In Brief: Batwoman comes to a decision point in her past and present as she faces Batman and Colony Prime.
Summary (Spoilers): Two years ago, Kate eats noodle soup while reviewing footage of Batman’s fighting style. However, Batman himself sneaks up on her and demands to know her intentions. Using her soup and service pistol, Kate defends herself against her intruder before realizing it’s Batman. They tussle a bit more, then Batman runs down Kate’s history, and Kate explains her reason for being Batwoman – to serve in the way she was denied when she was expelled from the military. Jacob and Colony Prime, Simon Samuels, watch the encounter without Kate’s knowledge. Prime is very dismissive of both Kate and Batman, saying she needs to be a soldier, not a superhero.
In the present, Prime has taken control of the Belfry and fights both Batman and Batwoman. He appears to take down Kate, and tells her the base will do his work for him. He communicates with Jacob Kane by radio, and takes down Batman in the brig. However, he realizes too late that he’s ended in the Mud Room, and Kate uses many duplicates of herself to subdue Samuels. Outclassed, Prime flees, but is stopped by Batman. He delivers a message to Jacob, that the Many Arms of Death hold a new weapon, and that the Colony is losing the Eastern Front, then uses the venom to make himself into a monster and escapes. Kate reveals that she deduced Bruce’s identity when he limped after she shot him in the leg, and she maintained her own mission of ending war, instead of Batman’s of ending crime.
Later, speaking to Jacob, father and daughter negotiate a painful truce. Jacob knows that he cannot ask to be released, as it will destroy his already very tenuous relationship with Kate, so he agrees to help her stop the sale of monster venom on the condition that he gives information only to Kate.
In Depth: James Tynion IV and Marguerite Bennett bring “Batwoman Begins” to a solid conclusion, launching Bennett’s Batwoman solo series, and continuing Tynion’s development of Kate’s character and relationship with the cast of Detective Comics, as well as furthering the character of Tim’s base of operations, The Belfry. The characterization and relationships that Tynion’s been developing between Kate, her father, and Batman, show the richness of these characters and Tynion’s skill in developing them. Though some have criticized Tynion’s turning Jacob into a villain for being unexpected or too black and white (lacking moral ambiguity), it’s clear that while Tynion enjoys his action movie style good vs. evil battles, his take on the Wayne/Kane family has all the nuance one could wish for, if you only look.

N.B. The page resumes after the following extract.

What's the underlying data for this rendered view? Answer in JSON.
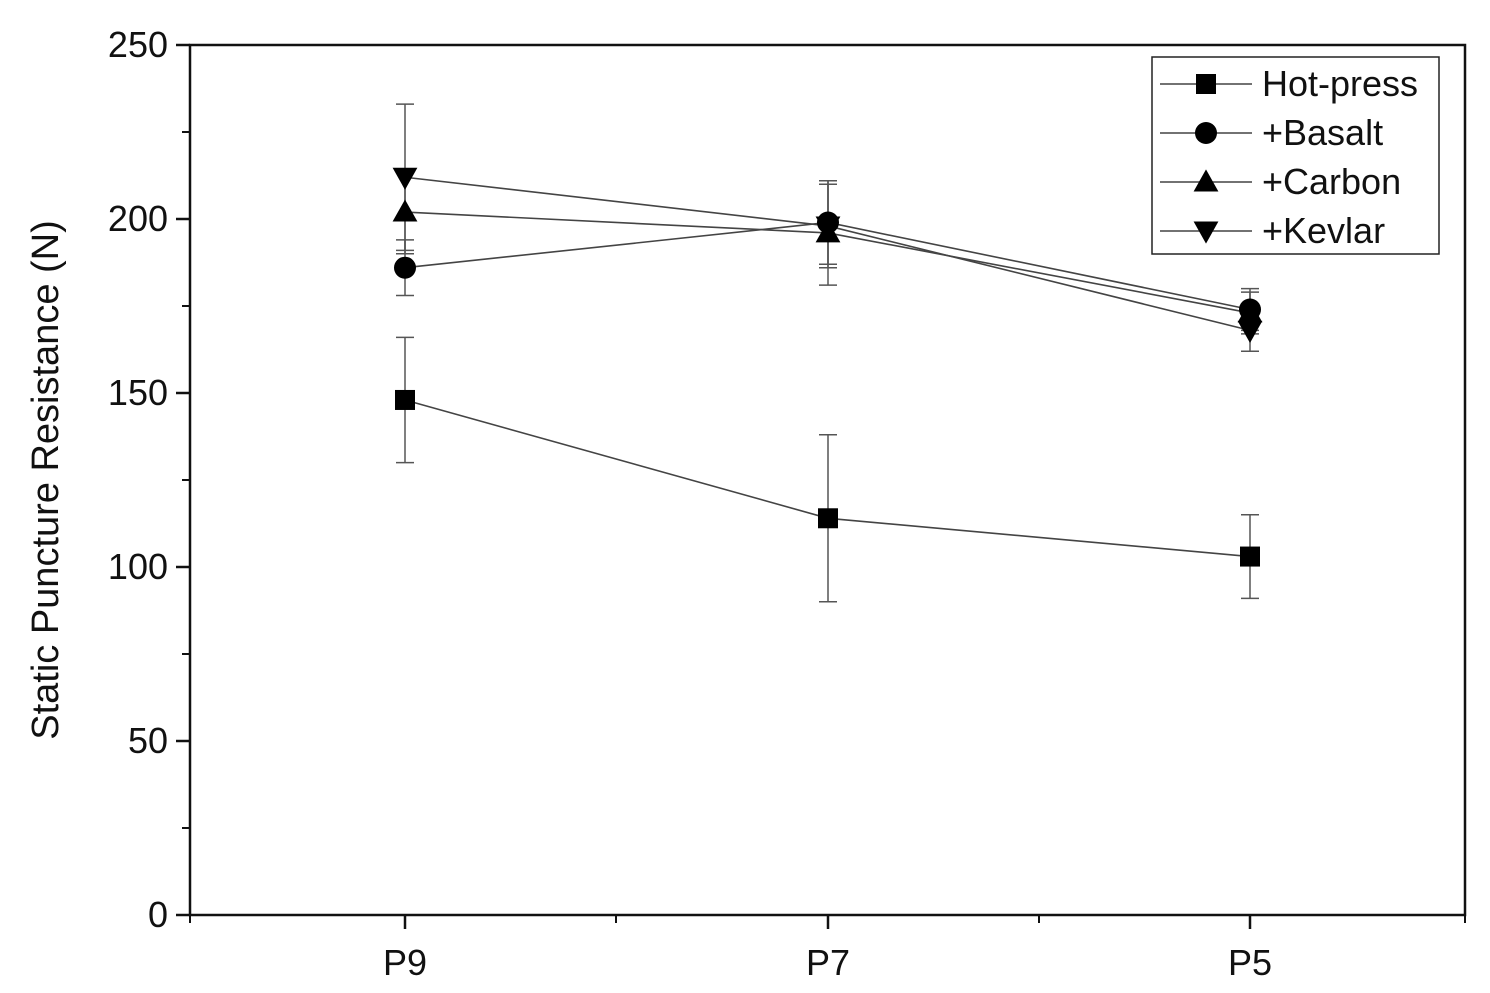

To start with, though Jacob does have his own agenda for the world through the Colony, it’s clear that he cares deeply for Kate, and respects her choices and goals, even though he disagrees with them. Furthermore, he has not taken the easy steps to destroy Bruce’s mission as Batman, even though his power and knowledge make that an easy option. Lastly, his mission in the world is to make it safer – Kate’s choice to serve clearly has roots in his own and her mother’s service, and not just in her trauma. While Tynion clearly intends us to disagree with how far Jacob has gone in pursuing his goal, Jacob in this series has never pursued selfish ends in his work for the Colony. Additionally, though Hayden Blackman and J. H. Williams III smoothed over Jacob and Kate’s relationship during their run on the Batwoman title during the new 52, Greg Rucka clearly intended a darker turn for the two in the conclusion to Elegy. For this reason, Tynion’s retcon reveal of Jacob’s leadership of the Colony came as a natural development of the secrets Jacob kept “for Kate’s own good,” just like the survival of Kate’s twin Beth.
Though, naturally, it’s impossible to tell for certain which parts of this two-parter were written by Tynion and which by Bennett, based on Bennett’s writing for the Bombshells title, some of Kate’s speeches show the influence and themes from Bennett’s characterization of the Kate Kane character in that universe. Tynion has a penchant for similar speeches, perhaps stemming from his training by Scott Snyder (who also trained Bennett), but it seems like there were a bit more in this issue, which left it feeling a bit less organic than the previous two story arcs. However, it also crystallized the differences between Batman and Batwoman very nicely, and made this two-part arc very digestible on its own and as the kickoff for Bennett’s take on the character.
Ben Oliver again handles linework for this issue, though the constraints of a semimonthly series appear to have hit this issue, as Oliver shares color duties instead of performing solo, and two pages of fill-in art appear by Szymon Kudrandski. On the whole, though the fill in art and color work isn’t as cool and polished as Oliver’s work last issue, the art continues Detective Comic’s line of highly appealing, traditional with flair approach to one of the two central Batman titles being released.
Pick up/Pass? A solid story, developing the structures and relationships of the world of Detective Comics. Well worth picking up, both as the conclusion to a fun two-part series, a continuation of Tynion’s run on the title, and a prelude to Kate’s upcoming solo series.
In Conclusion: Tynion, Bennet, and Oliver do a solid job of bridging Tynion’s work with Bennet’s forthcoming series, fleshing out Kate’s history and purpose.